Le mobilitazioni delle frange si sono tradotte nelle pressioni sui rettori per impedire gli inviti degli ospiti sgraditi, o per farli cancellare, fino ai blocchi e alle minacce fisiche agli avversari.
In che senso, quindi, il clima nei campus può cambiare grazie al sangue versato da Kirk? I 200 mila che hanno partecipato al funerale di massa in Arizona il 21 settembre sono stati la manifestazione di lancio del movimento Turning Point USA (TPUSA). È da 13 anni che Kirk girava il paese da attivista pro MAGA nei campus, ma in semi clandestinità. Lo conoscevano i suoi seguaci più stretti (tra cui Trump), ma il suo “verbo” non aveva mai sfondato sui media.
Quando la vedova Erika, madre dei due figli orfani, ha parlato dal palco e ha detto “lo perdono”, riferita all’assassino del marito, ha dimostrato di che cosa è capace la fede cristiana. Ora si vedrà che frutti potrà dare la fiducia nella redenzione, il seme gettato agli americani, nelle università e nella società.

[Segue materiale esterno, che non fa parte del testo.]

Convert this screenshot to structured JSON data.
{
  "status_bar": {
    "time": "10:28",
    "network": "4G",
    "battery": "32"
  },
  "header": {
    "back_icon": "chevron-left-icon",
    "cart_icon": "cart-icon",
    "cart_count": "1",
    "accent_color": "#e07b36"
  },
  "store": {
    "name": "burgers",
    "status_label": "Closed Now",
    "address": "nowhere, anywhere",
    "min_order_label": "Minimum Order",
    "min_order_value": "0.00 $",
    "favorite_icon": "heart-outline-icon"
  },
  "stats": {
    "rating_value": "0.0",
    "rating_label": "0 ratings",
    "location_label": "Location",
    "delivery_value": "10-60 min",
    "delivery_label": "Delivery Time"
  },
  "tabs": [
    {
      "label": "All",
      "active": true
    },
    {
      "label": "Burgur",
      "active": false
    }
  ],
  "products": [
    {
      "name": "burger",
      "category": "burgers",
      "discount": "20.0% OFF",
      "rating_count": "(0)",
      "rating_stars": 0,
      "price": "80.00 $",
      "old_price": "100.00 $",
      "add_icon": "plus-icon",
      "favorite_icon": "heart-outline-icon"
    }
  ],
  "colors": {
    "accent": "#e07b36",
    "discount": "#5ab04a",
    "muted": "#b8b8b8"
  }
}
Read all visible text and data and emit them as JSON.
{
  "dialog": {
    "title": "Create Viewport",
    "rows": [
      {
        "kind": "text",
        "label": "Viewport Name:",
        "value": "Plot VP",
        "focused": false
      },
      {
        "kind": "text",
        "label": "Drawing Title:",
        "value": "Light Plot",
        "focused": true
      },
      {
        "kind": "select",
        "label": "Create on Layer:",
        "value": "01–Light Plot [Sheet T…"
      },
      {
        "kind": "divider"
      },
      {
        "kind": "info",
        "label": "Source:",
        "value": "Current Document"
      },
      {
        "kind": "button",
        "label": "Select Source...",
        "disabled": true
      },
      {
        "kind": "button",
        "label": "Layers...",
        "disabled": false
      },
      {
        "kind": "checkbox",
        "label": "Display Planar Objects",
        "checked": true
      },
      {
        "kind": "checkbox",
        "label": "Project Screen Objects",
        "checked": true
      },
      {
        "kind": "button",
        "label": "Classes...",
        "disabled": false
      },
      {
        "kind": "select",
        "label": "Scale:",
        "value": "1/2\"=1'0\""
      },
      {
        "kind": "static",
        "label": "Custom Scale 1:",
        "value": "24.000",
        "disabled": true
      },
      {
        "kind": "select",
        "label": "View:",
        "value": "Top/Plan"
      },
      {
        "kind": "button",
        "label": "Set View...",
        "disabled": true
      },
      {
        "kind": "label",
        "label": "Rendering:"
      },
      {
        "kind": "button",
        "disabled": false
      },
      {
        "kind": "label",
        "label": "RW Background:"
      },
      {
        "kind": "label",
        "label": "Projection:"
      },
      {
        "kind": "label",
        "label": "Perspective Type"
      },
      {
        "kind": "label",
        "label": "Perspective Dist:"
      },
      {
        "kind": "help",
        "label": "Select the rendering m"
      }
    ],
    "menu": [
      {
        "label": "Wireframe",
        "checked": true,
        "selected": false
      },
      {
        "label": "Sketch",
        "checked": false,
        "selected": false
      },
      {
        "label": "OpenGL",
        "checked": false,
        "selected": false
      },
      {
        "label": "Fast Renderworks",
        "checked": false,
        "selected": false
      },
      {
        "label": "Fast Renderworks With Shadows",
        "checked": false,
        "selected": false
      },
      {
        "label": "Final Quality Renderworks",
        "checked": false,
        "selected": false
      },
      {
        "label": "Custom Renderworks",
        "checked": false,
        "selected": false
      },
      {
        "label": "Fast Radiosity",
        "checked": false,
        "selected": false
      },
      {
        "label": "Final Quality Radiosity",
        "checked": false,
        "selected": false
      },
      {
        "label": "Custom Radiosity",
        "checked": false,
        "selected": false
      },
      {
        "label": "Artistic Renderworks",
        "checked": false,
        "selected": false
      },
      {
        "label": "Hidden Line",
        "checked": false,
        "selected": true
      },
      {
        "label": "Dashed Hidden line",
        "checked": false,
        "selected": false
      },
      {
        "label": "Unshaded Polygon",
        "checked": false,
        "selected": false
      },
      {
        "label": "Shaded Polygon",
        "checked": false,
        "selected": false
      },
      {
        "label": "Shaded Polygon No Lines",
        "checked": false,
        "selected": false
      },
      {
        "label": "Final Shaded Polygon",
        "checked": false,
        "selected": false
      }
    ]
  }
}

Il messaggio è chiaro, e sta nel titolo degli show che Kirk organizzava: “Prove me wrong”, dibattiti, rispetto reciproco.
Sembrava che la tolleranza fosse un concetto radicato nella cultura democratica. Ma era una illusione, come ha mostrato la vicenda di Charlie, ultima della serie di violenze politiche che hanno sempre insanguinato la politica americana (vedi Trump, nel mirino di due attentatori).
Con Turning Point USA, il quadro è cambiato. Prima della sua esecuzione, il leader Kirk non aveva superato quota mille sezioni nelle università americane. Il suo sacrificio (il cardinale Timothy Dolan lo ha paragonato a San Paolo) ha prodotto 30mila richieste spontanee di nuovi comitati TPUSA nelle prime 48 ore. Da allora il numero è esploso a 60mila prima della cerimonia di addio nello stadio di Glendale, presenti la vedova, il presidente Trump e il vicepresidente JD Vance, e ai 120mila di oggi, 26 settembre.
Sul piano dei contenuti politici dei TPUSA è scontato che la nuova leader, Erika Kirk, sarà portatrice della stessa linea pro MAGA, con accenti cristiani. Ma la vera novità, che potrebbe essere dirompente nei campus, è la diffusione dell’approccio “alla Kirk”, basato sulla tolleranza e sul confronto.
È sempre stato il mantra di Charlie e può moltiplicarsi esponenzialmente nelle scuole e nelle università. Se riesce, è una rivoluzione pacifica del buon senso, che toglierà spazio ai profeti delle rivoluzioni violente.